Nul ne me griffe impunément

C’est Thomas Day qui, dans sa préface à L’instinct de l’équarrisseur où il transporte Sherlock Holmes et le docteur Watson dans un univers de science-fiction, rappelle que lorsqu’un acteur américain sollicita Arthur Conan Doyle pour pouvoir utiliser son personnage celui-ci lui répondit : « Mariez-le, assassinez-le, disposez de lui comme bon il vous semble. »
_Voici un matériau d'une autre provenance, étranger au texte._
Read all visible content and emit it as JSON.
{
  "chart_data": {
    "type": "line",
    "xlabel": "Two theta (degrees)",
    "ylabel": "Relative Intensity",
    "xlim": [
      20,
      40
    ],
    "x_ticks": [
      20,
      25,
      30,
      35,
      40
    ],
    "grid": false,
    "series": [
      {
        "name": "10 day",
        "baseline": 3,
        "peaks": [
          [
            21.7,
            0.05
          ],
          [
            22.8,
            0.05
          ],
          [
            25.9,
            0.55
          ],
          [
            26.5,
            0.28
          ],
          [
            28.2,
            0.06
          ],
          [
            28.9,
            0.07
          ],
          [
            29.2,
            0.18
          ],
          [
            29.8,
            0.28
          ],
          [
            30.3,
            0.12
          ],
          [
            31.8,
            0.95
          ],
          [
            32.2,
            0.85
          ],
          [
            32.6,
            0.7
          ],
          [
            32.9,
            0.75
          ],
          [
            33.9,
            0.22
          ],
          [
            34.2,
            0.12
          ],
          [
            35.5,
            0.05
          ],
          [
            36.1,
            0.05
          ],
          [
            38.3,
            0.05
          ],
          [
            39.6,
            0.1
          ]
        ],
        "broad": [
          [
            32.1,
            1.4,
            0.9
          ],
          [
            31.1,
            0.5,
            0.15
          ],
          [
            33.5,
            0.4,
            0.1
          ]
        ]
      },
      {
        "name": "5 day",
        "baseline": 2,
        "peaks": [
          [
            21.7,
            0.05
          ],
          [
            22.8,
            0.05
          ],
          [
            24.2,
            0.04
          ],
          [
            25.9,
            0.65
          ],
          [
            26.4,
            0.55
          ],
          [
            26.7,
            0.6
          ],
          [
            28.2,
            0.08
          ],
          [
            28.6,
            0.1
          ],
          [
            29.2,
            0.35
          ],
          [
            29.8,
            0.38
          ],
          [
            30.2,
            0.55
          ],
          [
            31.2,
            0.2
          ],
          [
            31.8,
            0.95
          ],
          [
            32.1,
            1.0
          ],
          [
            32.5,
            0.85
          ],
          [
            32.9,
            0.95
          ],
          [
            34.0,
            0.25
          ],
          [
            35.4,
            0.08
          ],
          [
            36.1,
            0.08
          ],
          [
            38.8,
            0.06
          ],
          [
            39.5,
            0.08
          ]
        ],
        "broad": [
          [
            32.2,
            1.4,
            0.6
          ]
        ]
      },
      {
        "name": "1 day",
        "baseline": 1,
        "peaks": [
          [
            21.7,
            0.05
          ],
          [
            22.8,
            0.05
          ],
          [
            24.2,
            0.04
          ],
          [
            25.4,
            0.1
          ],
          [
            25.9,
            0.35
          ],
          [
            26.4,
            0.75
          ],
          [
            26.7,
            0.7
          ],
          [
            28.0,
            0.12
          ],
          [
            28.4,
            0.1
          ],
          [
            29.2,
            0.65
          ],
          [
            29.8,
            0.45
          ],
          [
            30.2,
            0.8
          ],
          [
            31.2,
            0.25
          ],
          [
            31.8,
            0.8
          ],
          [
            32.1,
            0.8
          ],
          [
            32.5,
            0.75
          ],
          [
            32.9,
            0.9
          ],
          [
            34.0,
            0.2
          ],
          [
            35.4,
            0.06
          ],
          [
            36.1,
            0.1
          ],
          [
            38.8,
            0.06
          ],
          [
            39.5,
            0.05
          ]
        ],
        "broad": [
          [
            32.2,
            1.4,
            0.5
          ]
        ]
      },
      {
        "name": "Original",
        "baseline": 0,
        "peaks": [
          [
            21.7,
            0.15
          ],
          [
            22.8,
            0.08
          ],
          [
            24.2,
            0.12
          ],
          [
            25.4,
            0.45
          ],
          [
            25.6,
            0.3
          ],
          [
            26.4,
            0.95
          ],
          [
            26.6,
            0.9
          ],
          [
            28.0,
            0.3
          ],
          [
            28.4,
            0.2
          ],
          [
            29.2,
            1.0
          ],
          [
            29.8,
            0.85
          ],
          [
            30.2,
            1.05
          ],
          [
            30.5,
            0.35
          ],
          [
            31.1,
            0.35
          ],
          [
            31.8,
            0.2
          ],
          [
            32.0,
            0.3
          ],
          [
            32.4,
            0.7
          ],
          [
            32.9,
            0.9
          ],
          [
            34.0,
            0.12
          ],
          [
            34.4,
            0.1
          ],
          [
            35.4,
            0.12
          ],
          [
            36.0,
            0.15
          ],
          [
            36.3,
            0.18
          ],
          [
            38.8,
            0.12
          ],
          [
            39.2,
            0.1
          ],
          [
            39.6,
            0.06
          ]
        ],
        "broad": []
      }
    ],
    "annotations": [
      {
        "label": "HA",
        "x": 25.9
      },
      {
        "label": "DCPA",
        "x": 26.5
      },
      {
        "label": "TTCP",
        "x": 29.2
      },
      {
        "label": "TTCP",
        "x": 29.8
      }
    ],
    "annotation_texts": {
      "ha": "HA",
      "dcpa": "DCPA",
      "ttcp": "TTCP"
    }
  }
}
C’est en se fiant à  cette recommandation que Mitch Cullin, comme d’autres avant lui s’est, en 2005, emparé de Holmes pour en faire le héros de son roman A Slight Trick of the Mind dont Bill Condon vient de signer l’adaptation au cinéma sous le titre de Mr. Holmes sort en salles le 4 mai. Si le projet est à ce point excitant ce n’est pas tant en raison du palmarès de son réalisateur que par le fait qu’il ait jeté son dévolu sur le sémillant Ian McKellen pour interpréter ce Holmes nonagénaire en train de perdre la boule et obligé de reprendre du service à la demande d’un jeune fan.

Sir Ian McKellen est un acteur et un comédien dont la renommée n’est plus à faire, mais c’est aussi un militant de la cause gay. C’est surtout un interprète qui s’est déjà hissé au rang d’icône cinématographique qui prend donc à bras le corps celle de Holmes. Mais on devrait aussi y apercevoir, quoique brièvement, Nicolas Rowe jouer un Sherlock de cinéma, trente ans après qu’il ait été un jeune Holmes dans Le secret de la pyramide en 1985. Trente ans, soit la durée de la retraite de Holmes chez Cullin, belle ironie du sort.

A l’occasion, je vous conseille la vision de Tideland réalisé en 2005 par Terry Gilliam qui adaptait un autre roman de Mitch Cullin.

infos pratiques sur Mr. Holmes

Un film dont la durée en salle aura été plutôt courte face à de multiples sorties prometteuses.
Pour ceux qui l’ont manqué, il faudra se rendre hors du département ou attendre les diffusions alternatives.